By the way, for many years after, even though my attention had turned far away from death, friends would call and tell me that they had a dead bird, mouse, you name it, and that they were saving it for me (often in their freezer). Consequently, my list of accepted invitations for home cooked dinners narrowed considerably. Please If you're holding any dead critters, take my name off them, I'm over it and have once again, moved on.
Iraq War
The photographs in the Iraq War section, were born as a protest. The project began early in the war and ended in 2005 when the U.S. military death toll was 1500 (a fraction of today's total). This project didn't attempt to deal with the fearsome destruction to Iraqis lives. I was totally disturbed by what was taking place, and even more upset at what wasn't, a public outcry. I decided that the best way for me to contribute my 2 cents was to do what I always do, use photography as a means of examining the subject and expressing my resultant feelings. I wasn't about to ship off to the battleground with my large format camera, so I chose to create studio compositions to express myself.

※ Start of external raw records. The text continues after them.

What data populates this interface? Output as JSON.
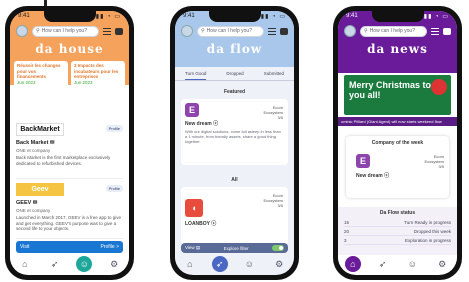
{
  "phones": [
    {
      "id": "dahouse",
      "logo": "da house",
      "search_placeholder": "How can I help you?",
      "news": [
        {
          "title": "Réussir les changes pour vos financements",
          "meta": "Jun 2023"
        },
        {
          "title": "3 Impacts des incubateurs pour les entreprises",
          "meta": "Jun 2023"
        }
      ],
      "companies": [
        {
          "brand": "BackMarket",
          "title": "Back Market ✉",
          "subtitle": "ONE et company",
          "desc": "Back Market is the first marketplace exclusively dedicated to refurbished devices.",
          "pill": "Profile",
          "brand_color": "#ffffff",
          "brand_text": "#111111"
        },
        {
          "brand": "Geev",
          "title": "GEEV ✉",
          "subtitle": "ONE et company",
          "desc": "Launched in March 2017, GEEV is a free app to give and get everything. GEEV's purpose was to give a second life to your objects.",
          "pill": "Profile",
          "brand_color": "#f5c542",
          "brand_text": "#ffffff"
        }
      ],
      "cta_left": "Visit",
      "cta_right": "Profile >",
      "active_color": "#1fa69a"
    },
    {
      "id": "daflow",
      "logo": "da flow",
      "search_placeholder": "How can I help you?",
      "tabs": [
        "Turn Good",
        "Dropped",
        "Submitted"
      ],
      "featured_label": "Featured",
      "all_label": "All",
      "featured": {
        "name": "New dream ⓒ",
        "meta_line1": "Ecom",
        "meta_line2": "Ecosystem",
        "meta_line3": "3/5",
        "desc": "With our digital solutions, come full asleep in less than a 1 minute, from friendly assets, share a good thing together."
      },
      "all_card": {
        "name": "LOANBOY ⓒ",
        "meta_line1": "Ecom",
        "meta_line2": "Ecosystem",
        "meta_line3": "3/5"
      },
      "toggle_left": "View ▤",
      "toggle_right": "Explore filter",
      "active_color": "#4a67c4"
    },
    {
      "id": "danews",
      "logo": "da news",
      "search_placeholder": "How can I help you?",
      "banner_title": "Merry Christmas to you all!",
      "ticker": "ominic Pilliard (Giant Agent) will now starts weekend flow",
      "week_label": "Company of the week",
      "week_company": {
        "name": "New dream ⓒ",
        "meta_line1": "Ecom",
        "meta_line2": "Ecosystem",
        "meta_line3": "3/5"
      },
      "status_label": "Da Flow status",
      "status_rows": [
        {
          "num": "15",
          "text": "Turn Ready in progress"
        },
        {
          "num": "20",
          "text": "Dropped this week"
        },
        {
          "num": "3",
          "text": "Exploration in progress"
        }
      ],
      "active_color": "#6a1b9a"
    }
  ],
  "statusbar": {
    "time": "9:41",
    "icons": "▮▮ ◔ ▭"
  },
  "nav_icons": [
    "home-icon",
    "rocket-icon",
    "people-icon",
    "settings-icon"
  ]
}
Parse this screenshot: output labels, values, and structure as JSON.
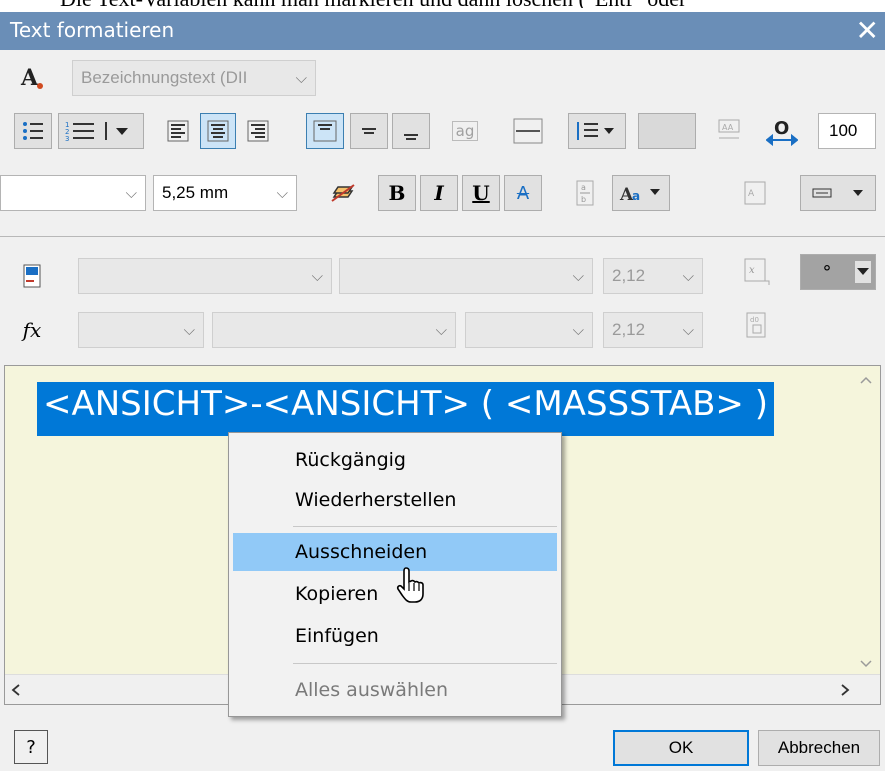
{
  "doc_snippet": "Die Text-Variablen kann man markieren und dann löschen (\"Entf\" oder",
  "window": {
    "title": "Text formatieren",
    "close_glyph": "✕"
  },
  "toolbar1": {
    "style_value": "Bezeichnungstext (DII"
  },
  "toolbar2": {
    "stretch_value": "100",
    "insert_glyph": "ag"
  },
  "toolbar3": {
    "font_value": "",
    "size_value": "5,25 mm",
    "bold": "B",
    "italic": "I",
    "underline": "U",
    "strike": "A"
  },
  "toolbar4": {
    "param_value1": "2,12",
    "symbol": "°"
  },
  "toolbar5": {
    "fx_label": "fx",
    "param_value2": "2,12"
  },
  "editor": {
    "selected_text": "<ANSICHT>-<ANSICHT> ( <MASSSTAB> )"
  },
  "context_menu": {
    "items": [
      {
        "label": "Rückgängig"
      },
      {
        "label": "Wiederherstellen"
      },
      {
        "label": "Ausschneiden"
      },
      {
        "label": "Kopieren"
      },
      {
        "label": "Einfügen"
      },
      {
        "label": "Alles auswählen"
      }
    ]
  },
  "footer": {
    "ok_label": "OK",
    "cancel_label": "Abbrechen",
    "help_glyph": "?"
  },
  "colors": {
    "titlebar": "#6a8eb7",
    "selection": "#0078d7",
    "editor_bg": "#f5f5dc",
    "menu_highlight": "#91c9f7"
  }
}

I printed detailed lists of the fallen military men and women. I printed 1500 faces, then put them through a shredder. I'd cry as I read of the 19 year old private from this or that town somewhere in America. Their life over before they began. I knew that their kin were racked and would grieve the rest of their days. You can't really get the impact of these large format prints from the small computer jpegs. The large scale prints show just how huge a tally 1500 names is. I really thought that there would be some sympathetic gallery owners that might pick up on this work, or the work of other artist's personal protests. I was sadly mistaken. The fear that had cowed a nation, apparently gripped the arts administrators as well. Remember Michael Jordan's famous response when asked why he didn't use his celebrity standing to foster social change, "republicans buy sneakers too". Need I say more? Only one individual out of the many that I approached with this work, was willing to show it. A New York photography exhibitor and dealer, Mr, James Wintner of Photoarts. I believe he still has the majority of the images on his website. Thank you again James for daring to speak out.
Portraits
Although I've shot portraits in every imaginable format, 8 x 10 has always been my favorite. Stick a sizable piece of wooden furniture with a lens in someone's face, and you've got their total attention. You can't see through the ground glass when taking the picture, so you must watch and anticipate the moment. I often felt this negative was like an intense personal topographical map. The large film richly recorded the details of each face in a way that would be most impolite for anyone, except your dermatologist to view. The result is a truthful physical description that can't be ignored. Many other of my portraits were experimental attempts to break the bounds of the standard, "one shot captures the complexity of the individual" portrait.